United States Coast Guard Station Cahoons Hollow is located on Cahoon Hollow Beach, in Wellfleet, Massachusetts.

==Construction==
This station was built "east 2+1/2 mi of Wellfleet, Massachusetts," during the 1872 to 1873 time period. It is located on the "back side" of Cape Cod. The original station was destroyed by fire in February, 1893. The coast at this station was made exceedingly dangerous by sunken rips which stretch out under the sea and extended along the shore for miles.
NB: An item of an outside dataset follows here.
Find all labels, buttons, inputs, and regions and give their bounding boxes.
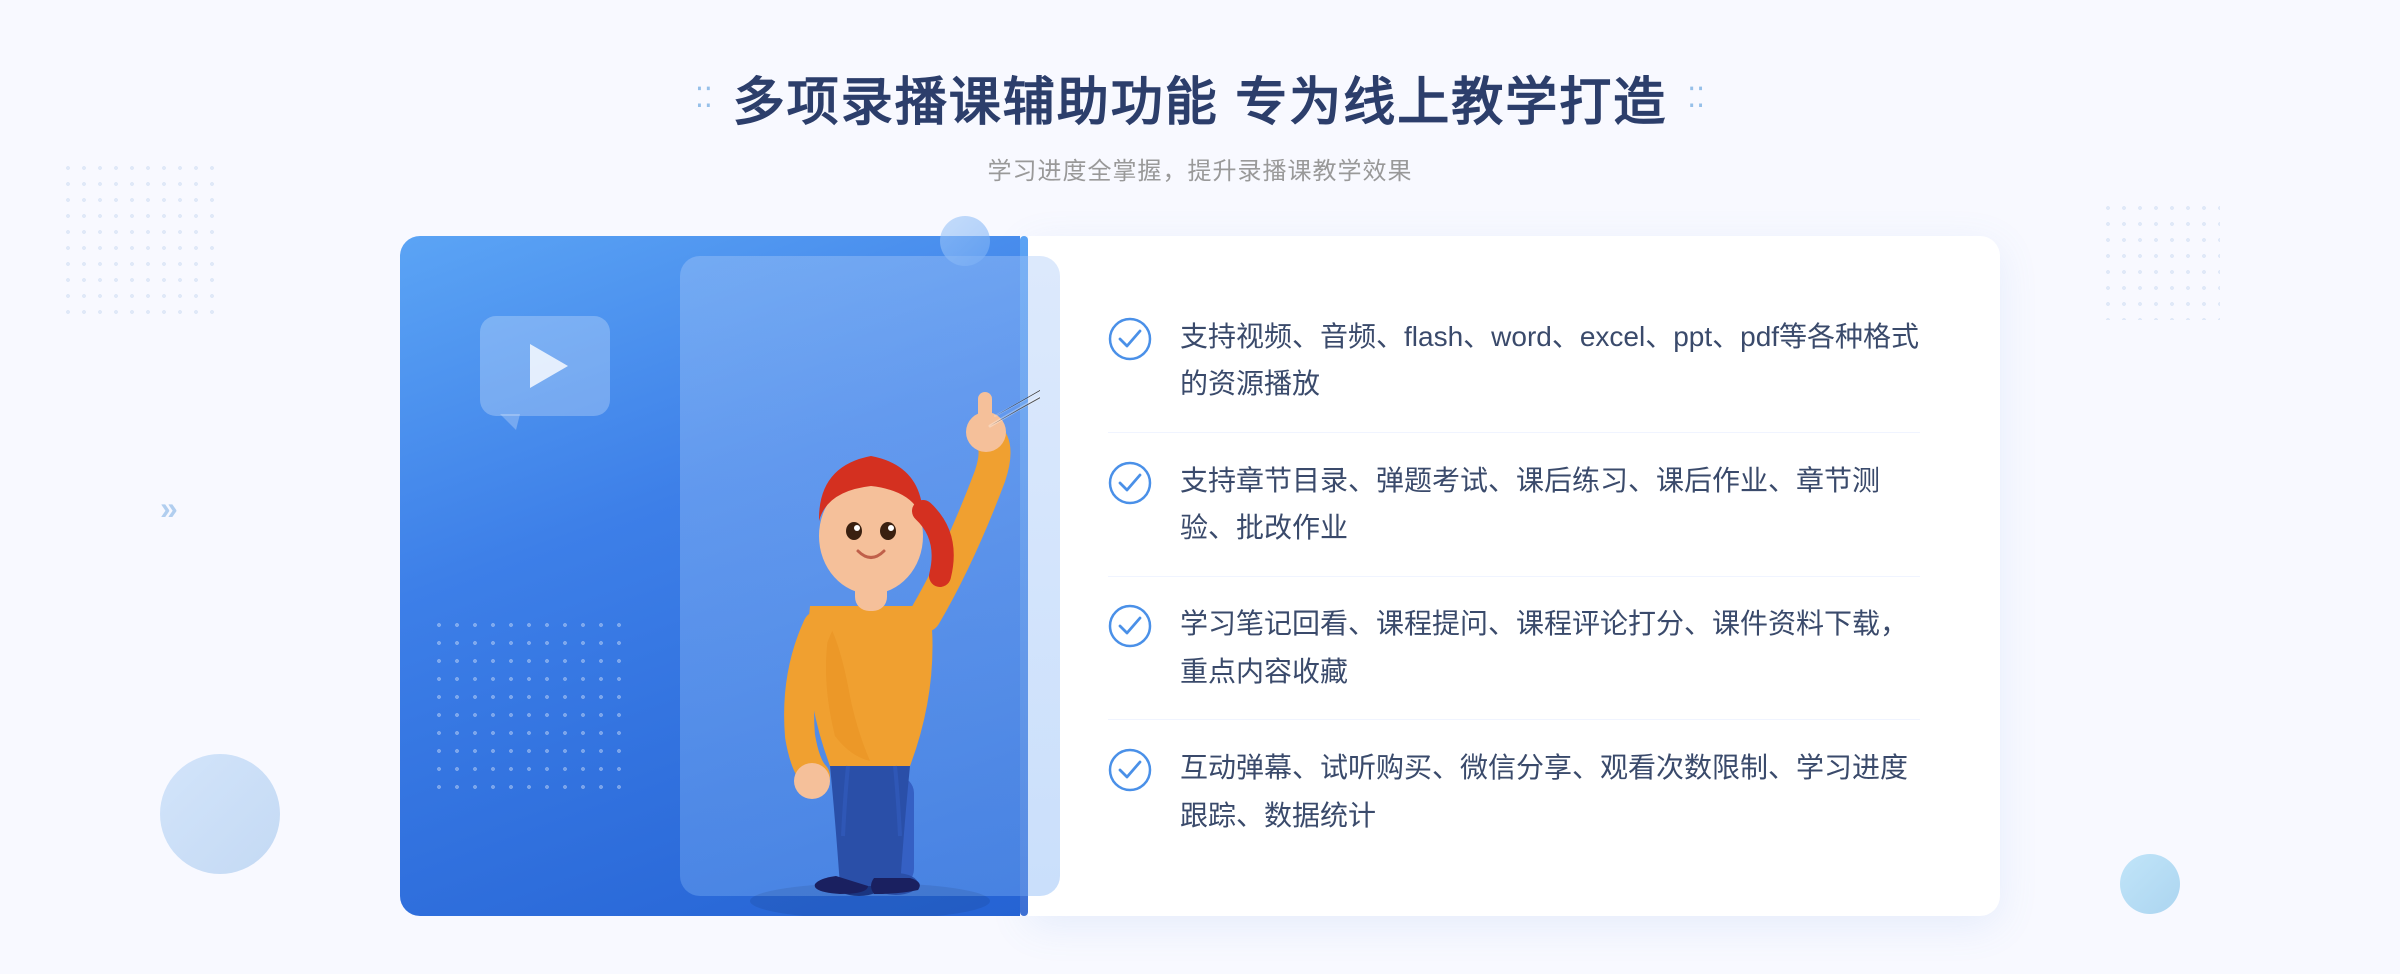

The station was extensively repaired and improved in 1888. In the 1894 Annual Report is this notation: "...station has been rebuilt to replace the one destroyed by fire on the 25th of February, 1893." The station is not listed subsequent to 1939; the property was abandoned in 1950.

==Keepers==
The first assigned keeper was William C. Newcombe, who was appointed at the age of 48, with 15 years experience as a sea captain, on December 12, 1872, but he resigned in 1879. He was followed by Daniel Cole, who had been a surfman at the station, and who was appointed keeper on October 25, 1879; he served until he was dismissed because of physical reasons, on May 25, 1905. He was followed by Edward J. Tobin, who was appointed on May 18, 1905, and retired on July 25, 1924. He, in turn, was followed by Chief Petty Officer H. O. Daniels. Jasper B. Myers assumed command on March 3, 1931, having been reassigned from the Coast Guard Station Portsmouth Harbor. He was followed by Chief A. C. Tavers, in 1932, A. E. Newcomb from Coast Guard Station Cuttyhunk, in 1934, and C. R. Ellis from Coast Guard Station Coskata, in 1935.